The principal must in such case take some positive step to ensure his/her agent is carrying out the responsibilities assigned to him. It is unconvincing for the principal to go to sleep, like in this case, not to go check what is going on in court just because an advocate has been engaged to pursue the appeal only to be woken up when execution is at hand.
That a client should not suffer for the wrong committed by his advocate is not one of the conditions for the court to exercise its discretion in setting aside its orders.
Nowhere in the supporting affidavit do the appellant say they at least visited the court registry to find out what was happening to their appeal or even to write a letter of inquiry about it.
Or else when did they visit the advocate’s offices to inquire about the progress of their appeal?
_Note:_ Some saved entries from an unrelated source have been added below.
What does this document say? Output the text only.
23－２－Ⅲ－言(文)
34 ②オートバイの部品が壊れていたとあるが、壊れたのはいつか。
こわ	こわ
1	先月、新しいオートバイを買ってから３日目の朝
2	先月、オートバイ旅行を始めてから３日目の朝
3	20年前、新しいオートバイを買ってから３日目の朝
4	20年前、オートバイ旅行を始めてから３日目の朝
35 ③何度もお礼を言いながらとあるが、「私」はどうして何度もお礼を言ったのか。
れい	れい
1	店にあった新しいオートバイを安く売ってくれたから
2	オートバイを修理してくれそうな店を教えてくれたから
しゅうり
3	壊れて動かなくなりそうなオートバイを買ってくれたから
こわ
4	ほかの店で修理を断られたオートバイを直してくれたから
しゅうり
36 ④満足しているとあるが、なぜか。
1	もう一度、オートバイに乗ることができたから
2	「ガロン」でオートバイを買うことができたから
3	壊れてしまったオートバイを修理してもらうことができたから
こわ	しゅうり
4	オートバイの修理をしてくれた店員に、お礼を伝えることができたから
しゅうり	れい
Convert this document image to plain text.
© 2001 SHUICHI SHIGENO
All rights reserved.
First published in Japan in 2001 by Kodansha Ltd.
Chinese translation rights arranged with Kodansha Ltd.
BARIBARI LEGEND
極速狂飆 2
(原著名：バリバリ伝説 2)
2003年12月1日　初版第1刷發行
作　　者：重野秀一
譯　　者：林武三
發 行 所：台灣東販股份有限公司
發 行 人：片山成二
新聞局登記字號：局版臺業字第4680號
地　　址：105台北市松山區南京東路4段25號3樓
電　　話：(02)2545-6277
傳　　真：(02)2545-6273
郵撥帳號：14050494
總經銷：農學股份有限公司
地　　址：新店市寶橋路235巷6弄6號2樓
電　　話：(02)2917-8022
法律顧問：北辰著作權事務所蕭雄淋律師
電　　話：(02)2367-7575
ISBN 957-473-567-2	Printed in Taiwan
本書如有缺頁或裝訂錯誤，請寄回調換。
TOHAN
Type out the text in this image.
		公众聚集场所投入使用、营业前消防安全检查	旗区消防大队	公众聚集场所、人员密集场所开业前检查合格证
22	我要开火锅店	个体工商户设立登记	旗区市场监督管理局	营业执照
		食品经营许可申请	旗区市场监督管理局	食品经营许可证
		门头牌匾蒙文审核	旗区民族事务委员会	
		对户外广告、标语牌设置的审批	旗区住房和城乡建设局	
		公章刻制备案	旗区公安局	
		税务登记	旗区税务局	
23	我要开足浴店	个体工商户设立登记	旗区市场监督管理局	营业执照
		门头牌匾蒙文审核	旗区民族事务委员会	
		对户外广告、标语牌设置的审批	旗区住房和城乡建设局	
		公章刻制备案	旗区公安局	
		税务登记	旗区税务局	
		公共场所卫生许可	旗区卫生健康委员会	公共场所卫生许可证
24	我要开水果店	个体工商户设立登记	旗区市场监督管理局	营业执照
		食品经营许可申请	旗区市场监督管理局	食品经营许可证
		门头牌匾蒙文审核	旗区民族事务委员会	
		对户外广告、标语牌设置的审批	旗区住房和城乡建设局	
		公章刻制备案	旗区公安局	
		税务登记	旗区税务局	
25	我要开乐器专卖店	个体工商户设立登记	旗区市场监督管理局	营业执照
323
It would make some sense if the deponent to the supporting affidavit gave instances and dates when she met the advocate either at his offices or wherever it was and what inquiries she made or what the advocate told her he was doing about the appeal.
To simply say:-
“We filed the appeal on 11. 1.2001 through Messrs Erick Ochieng and Co. Advocates hoping that he would do the needful to see that the same is heard”,
or
“That he kept on telling us that he was following the matter and saying that when the case is fixed for hearing he will inform us ”.
is not sufficient to convince this court that the appellants have made out a case for setting aside the order of 11th March 2002.
That the dispute subject to the appeal giving rise to this application is over land which is a sensitive issue is not enough to explain why the appellant’s advocate failed to comply with the court order.
It is true there is no provision under Order XLI of the Civil Procedure Rules for the court to dismiss an appeal for failure to file a record of appeal, nor is there one for filing of the record of appeal.
However, it has become part of the court practice that a record of appeal be filed before such appeal is heard and where there is a specific order for such record to be filed but this is not done, then the court has a discretion to strike out the appeal or give the offending party more time to comply.
But in this application the appellants sought no extension of time to comply with the court order and it is my view they are not interested in pursuing this appeal.
I dismiss this application with no order for costs.
Delivered this 21st day of May, 2003.